IRS Passport Revocation

In 2016, I wrote “Owe the IRS $50,000 in Back Taxes Lose Your Passport.” I believe it is now time to revisit the topic: IRS Passport Revocation. Why the update? First, the amount is no longer $50,000 but $52,000 (as the amount has been adjusted for inflation). Second, the IRS Office of Chief Counsel subsequently issued guidance: Passport Actions Under Section 7345 (CC-2018-005). Third, enough time has passed to see how the Internal Revenue Service and State Department will administer IRC §7345.

Background

In December of 2015, §7345 was added to the Internal Revenue Code. Under the new law the IRS would “certify” taxpayers that owe “seriously delinquent tax debt” to the U.S. Secretary of State for action including passport denial, revocation, or limitation.  A seriously delinquent tax debt is an unpaid, legally enforceable federal tax liability owed by an individual, in excess of $50,000 (adjusted for inflation), which has been assessed, and a notice of federal tax lien has been filed, with all administrative rights being exhausted or a tax levy issued.

NOTE: the $50,000 threshold amount includes interest and penalty.

Statutory Exceptions: §7345(b)(2) includes exceptions that a tax debt being paid via an IRS agreement (i.e. an Installment Agreement, or an Offer in Compromise) will not be considered “seriously delinquent tax debt.” Additionally, if collection is suspended for the tax debt at issue (i.e. taxpayer requested either a CDP hearing or Innocent-Spouse Relief) then taxpayer will not be subject to certification.

Administrative Exclusions: Additionally, the IRS has discretion to exclude categories of tax debt from certification even if the debt meets the criteria of seriously delinquent tax debt under §7345.  The following tax debts are administratively excluded from certification: 

  • Debt that is determined to be currently not collectible (CNC) due to hardship
  • Debt that resulted from identity theft
  • Taxpayers in a Disaster Zone
  • Debt of a taxpayer in bankruptcy
  • Debt of a deceased taxpayer
  • Debt that is included in a pending Offer in Compromise
  • Debt that is included in a pending Installment Agreement 

Current State Department Passport Revocation Policy

The State Department has chosen NOT to revoke passports of taxpayers that have been certified.  Instead, the State Department will not issue or renew a passport to a certified individual.  Keep in mind that the State Department is authorized and within its power to revoke previously issued passports belonging to certified individuals.

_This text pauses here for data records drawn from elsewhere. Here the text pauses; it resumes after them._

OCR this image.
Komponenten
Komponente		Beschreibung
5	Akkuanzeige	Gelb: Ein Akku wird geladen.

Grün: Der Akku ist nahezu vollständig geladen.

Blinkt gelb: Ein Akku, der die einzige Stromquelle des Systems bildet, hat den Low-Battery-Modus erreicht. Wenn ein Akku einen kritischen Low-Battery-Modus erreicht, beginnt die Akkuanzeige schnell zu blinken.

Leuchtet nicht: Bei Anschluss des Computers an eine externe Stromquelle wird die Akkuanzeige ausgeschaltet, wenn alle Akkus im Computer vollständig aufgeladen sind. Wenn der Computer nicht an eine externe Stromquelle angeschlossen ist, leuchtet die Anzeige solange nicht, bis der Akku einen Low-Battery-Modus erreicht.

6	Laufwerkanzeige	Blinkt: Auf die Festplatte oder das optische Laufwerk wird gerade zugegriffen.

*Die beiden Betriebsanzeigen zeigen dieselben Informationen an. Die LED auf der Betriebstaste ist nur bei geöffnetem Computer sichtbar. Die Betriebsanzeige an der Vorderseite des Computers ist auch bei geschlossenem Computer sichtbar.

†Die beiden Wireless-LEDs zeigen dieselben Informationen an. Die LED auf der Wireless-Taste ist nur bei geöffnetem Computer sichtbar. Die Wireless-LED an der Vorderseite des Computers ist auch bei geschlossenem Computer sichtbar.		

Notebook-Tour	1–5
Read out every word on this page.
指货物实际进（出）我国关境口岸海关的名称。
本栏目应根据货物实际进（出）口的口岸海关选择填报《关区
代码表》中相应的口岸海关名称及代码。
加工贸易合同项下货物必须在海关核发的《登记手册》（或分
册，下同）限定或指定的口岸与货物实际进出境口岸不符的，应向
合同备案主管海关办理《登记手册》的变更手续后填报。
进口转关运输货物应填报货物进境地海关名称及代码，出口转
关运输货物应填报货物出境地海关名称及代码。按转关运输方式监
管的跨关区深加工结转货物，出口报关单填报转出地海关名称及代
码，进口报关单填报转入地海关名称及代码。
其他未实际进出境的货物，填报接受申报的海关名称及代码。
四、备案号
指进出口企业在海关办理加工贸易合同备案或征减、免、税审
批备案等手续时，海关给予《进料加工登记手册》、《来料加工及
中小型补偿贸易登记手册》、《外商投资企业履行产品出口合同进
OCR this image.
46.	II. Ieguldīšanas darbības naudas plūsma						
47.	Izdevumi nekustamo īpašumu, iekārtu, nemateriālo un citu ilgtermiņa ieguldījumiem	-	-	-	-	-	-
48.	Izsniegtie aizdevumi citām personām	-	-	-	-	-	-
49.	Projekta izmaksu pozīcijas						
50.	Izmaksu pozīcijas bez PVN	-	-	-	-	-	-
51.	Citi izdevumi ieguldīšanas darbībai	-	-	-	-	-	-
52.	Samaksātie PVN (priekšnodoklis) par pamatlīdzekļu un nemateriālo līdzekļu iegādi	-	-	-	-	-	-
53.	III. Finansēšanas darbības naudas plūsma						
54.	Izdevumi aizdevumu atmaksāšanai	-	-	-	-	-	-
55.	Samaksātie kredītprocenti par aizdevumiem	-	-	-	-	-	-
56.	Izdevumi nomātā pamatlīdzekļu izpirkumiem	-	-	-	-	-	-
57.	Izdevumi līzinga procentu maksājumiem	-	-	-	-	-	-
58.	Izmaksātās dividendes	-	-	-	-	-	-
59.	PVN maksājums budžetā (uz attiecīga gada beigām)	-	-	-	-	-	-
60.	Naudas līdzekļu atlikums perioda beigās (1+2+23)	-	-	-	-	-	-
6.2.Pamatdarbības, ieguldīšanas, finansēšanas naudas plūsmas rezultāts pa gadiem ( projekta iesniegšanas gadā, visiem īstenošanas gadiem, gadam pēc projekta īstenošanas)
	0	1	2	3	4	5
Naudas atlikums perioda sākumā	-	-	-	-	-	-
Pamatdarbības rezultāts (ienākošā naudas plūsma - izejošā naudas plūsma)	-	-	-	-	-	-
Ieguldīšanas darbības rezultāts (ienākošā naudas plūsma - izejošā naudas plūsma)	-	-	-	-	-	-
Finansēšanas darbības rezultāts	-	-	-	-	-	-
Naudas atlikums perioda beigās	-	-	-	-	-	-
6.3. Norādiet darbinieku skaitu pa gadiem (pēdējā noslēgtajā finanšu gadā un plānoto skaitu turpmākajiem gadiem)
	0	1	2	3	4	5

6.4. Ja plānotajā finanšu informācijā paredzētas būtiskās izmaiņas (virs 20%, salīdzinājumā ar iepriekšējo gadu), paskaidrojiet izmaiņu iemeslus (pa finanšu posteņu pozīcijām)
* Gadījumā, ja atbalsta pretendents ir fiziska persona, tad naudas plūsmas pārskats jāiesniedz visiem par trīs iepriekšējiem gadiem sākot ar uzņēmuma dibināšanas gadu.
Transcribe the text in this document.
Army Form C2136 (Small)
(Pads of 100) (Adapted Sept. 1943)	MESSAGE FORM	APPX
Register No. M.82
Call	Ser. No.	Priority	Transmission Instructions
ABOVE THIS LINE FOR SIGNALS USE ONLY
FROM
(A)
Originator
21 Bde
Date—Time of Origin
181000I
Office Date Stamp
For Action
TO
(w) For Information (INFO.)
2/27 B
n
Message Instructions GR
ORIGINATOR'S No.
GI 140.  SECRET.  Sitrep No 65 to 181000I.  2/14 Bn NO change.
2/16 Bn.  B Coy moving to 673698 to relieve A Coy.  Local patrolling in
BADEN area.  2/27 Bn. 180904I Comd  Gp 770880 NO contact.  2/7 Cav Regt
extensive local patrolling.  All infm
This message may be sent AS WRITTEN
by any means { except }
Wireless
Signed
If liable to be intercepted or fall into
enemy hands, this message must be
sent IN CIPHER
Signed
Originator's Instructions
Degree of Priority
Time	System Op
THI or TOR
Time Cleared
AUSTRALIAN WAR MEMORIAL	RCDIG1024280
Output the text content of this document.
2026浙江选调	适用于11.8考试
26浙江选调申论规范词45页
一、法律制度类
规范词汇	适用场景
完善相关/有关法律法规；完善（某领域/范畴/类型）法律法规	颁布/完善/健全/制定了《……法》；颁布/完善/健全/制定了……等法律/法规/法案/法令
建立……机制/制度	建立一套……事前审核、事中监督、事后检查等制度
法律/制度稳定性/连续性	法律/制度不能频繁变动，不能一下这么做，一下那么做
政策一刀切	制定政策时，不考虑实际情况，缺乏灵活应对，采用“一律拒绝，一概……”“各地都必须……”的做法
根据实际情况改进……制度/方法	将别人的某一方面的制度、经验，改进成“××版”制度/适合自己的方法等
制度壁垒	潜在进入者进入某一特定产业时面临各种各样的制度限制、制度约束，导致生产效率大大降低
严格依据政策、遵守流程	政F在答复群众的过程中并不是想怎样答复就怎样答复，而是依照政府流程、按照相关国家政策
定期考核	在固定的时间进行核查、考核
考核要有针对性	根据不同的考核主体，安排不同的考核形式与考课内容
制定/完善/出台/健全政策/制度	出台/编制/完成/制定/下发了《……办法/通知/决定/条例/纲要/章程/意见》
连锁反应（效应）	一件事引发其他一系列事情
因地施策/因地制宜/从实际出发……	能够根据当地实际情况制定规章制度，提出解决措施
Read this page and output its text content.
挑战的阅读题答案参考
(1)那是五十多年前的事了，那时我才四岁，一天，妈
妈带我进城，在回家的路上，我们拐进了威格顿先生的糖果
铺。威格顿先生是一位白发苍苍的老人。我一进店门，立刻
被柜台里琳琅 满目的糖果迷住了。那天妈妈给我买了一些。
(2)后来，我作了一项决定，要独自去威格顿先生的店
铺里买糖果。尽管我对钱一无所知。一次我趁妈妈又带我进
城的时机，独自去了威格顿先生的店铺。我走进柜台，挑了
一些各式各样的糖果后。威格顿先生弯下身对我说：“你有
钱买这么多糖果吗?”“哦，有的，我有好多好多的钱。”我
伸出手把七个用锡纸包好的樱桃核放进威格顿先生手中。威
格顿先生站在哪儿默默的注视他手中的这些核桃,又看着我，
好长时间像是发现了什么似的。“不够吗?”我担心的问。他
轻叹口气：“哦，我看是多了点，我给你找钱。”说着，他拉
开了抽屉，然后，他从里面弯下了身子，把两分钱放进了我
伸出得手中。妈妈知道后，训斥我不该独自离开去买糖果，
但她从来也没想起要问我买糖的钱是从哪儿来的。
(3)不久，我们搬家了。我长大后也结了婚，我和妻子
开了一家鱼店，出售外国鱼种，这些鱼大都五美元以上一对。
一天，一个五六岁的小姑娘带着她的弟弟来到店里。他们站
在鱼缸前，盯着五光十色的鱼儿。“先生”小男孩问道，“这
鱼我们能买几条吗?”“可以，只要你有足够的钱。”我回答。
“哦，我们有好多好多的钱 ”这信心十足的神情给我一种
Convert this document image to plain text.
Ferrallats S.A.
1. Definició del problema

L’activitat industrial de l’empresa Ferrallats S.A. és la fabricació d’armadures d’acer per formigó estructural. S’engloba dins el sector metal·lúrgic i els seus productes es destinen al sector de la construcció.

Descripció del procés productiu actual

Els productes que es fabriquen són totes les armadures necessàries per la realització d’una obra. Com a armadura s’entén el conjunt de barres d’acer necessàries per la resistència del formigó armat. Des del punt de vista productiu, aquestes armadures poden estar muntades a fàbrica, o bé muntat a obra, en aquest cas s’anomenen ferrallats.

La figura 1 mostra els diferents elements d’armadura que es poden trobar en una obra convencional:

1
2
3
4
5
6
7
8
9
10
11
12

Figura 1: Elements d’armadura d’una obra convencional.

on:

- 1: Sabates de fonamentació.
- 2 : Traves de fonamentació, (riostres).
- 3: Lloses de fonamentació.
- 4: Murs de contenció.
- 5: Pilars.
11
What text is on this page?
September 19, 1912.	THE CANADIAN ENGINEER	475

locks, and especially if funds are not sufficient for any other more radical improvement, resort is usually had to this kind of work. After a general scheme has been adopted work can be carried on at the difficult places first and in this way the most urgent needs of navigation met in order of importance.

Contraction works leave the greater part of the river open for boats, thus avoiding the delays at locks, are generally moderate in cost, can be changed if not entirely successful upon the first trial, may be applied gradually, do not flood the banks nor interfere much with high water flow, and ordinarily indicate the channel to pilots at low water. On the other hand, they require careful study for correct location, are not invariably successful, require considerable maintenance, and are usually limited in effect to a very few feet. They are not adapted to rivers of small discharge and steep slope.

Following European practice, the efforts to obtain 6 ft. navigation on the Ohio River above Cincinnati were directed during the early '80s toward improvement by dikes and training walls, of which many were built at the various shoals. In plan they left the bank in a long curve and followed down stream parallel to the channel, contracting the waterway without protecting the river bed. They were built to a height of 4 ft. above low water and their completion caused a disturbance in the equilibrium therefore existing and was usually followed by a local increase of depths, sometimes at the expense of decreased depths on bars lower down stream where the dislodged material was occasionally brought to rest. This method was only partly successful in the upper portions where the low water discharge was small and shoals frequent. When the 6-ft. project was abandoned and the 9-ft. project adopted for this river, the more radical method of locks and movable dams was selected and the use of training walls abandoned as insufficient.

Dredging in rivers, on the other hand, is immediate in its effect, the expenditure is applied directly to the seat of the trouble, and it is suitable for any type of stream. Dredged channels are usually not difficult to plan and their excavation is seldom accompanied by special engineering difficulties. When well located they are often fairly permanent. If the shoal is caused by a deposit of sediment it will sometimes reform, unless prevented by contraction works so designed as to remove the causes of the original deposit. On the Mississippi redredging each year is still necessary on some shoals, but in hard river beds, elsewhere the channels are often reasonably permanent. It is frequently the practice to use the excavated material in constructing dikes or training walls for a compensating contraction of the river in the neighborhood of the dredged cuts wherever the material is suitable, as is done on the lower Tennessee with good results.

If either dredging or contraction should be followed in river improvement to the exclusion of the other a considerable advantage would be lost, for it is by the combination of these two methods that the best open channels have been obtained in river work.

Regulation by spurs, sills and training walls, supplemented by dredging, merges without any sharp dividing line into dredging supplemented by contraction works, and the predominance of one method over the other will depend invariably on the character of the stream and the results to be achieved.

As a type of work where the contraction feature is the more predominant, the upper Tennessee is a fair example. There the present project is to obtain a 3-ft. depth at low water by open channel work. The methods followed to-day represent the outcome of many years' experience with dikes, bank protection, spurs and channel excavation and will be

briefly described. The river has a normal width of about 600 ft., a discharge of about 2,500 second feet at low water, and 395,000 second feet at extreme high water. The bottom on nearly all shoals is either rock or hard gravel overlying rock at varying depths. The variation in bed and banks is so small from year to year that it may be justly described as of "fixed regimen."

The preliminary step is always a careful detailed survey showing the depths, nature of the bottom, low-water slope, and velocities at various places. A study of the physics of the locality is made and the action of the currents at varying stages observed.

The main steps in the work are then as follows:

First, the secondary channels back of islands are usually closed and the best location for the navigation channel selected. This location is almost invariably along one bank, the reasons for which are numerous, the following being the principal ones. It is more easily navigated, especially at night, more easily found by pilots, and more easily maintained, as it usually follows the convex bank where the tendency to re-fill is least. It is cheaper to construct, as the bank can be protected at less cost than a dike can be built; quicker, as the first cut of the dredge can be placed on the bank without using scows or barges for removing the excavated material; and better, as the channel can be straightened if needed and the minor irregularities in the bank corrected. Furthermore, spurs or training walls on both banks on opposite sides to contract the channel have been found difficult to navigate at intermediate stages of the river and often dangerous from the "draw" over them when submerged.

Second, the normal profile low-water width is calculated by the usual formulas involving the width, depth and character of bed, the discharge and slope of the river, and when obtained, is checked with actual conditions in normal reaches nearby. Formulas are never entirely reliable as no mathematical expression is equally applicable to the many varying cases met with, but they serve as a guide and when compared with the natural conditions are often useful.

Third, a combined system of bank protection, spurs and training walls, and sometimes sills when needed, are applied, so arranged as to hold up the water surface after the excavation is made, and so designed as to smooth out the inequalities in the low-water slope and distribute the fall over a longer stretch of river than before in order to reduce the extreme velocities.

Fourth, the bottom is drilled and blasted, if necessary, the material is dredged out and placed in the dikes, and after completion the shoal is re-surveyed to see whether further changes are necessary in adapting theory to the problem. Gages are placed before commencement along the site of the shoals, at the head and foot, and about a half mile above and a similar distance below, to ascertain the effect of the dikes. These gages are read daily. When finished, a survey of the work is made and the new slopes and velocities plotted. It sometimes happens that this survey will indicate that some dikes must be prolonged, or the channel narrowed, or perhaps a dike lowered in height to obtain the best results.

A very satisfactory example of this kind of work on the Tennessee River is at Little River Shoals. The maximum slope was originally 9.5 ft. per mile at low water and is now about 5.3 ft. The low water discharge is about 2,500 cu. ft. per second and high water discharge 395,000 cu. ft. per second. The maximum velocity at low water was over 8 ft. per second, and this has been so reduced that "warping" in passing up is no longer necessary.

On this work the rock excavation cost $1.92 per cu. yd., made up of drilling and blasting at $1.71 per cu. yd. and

However, the State Department is content (for now) simply not issuing or renewing passports to these individuals. 

Interpretation: I believe this is good policy as revoking passports would be very unpopular.  Alternatively, a U.S. Passport is valid for 10 years from date issued before expiring and needing to be renewed.  At this time a certified individual applying for or renewing a passport will be forced to deal with his or her outstanding taxes.

The IRS Certification Process

According to IRS Chief Counsel Notice CC-2018-055 the service will rely on automated systems (computers) to identify taxpayers with unpaid assessed tax liability that are not statutorily excepted or administratively excluded from certification.

The SBSE Commissioner will certify that these identified individuals each have a seriously delinquent tax debt.  The IRS will submit list of newly certified individuals to the State Department, and notify these individuals by mail of certification.

Notice CP508C will be mailed regular mail informing the taxpayer in writing that they have been certified to the State Department as having seriously delinquent tax debt; and if taxpayer applies for a passport or passport renewal, the State Department will deny application or renewal.

IRS Notice CP508C

If you receive a CP508C notice you should carefully review the notice to determine the tax assessed is correct and falls into the seriously delinquent tax debt category (i.e. not statutory or administratively exempted). If the tax is not in dispute you should take steps to resolve the tax debt by paying the amount in full (if possible) or entering into an alternative payment arrangement with the IRS. Once done, the IRS will reverse the certification, notify the State Department, and mail Notice CP508R to the taxpayer.

Conclusion

Passport Revocation is an effective tool to get taxpayers with outstanding tax liabilities to enter into Installment Agreements. Similarly, New York State has been very successful in collecting unpaid taxes by suspending driver licenses of taxpayers that owe $10,000 or more in back taxes. I am confident in saying the IRS Passport & NYS Driver’s License Suspension Program are here to stay.  Why?  Because they are extremely effective.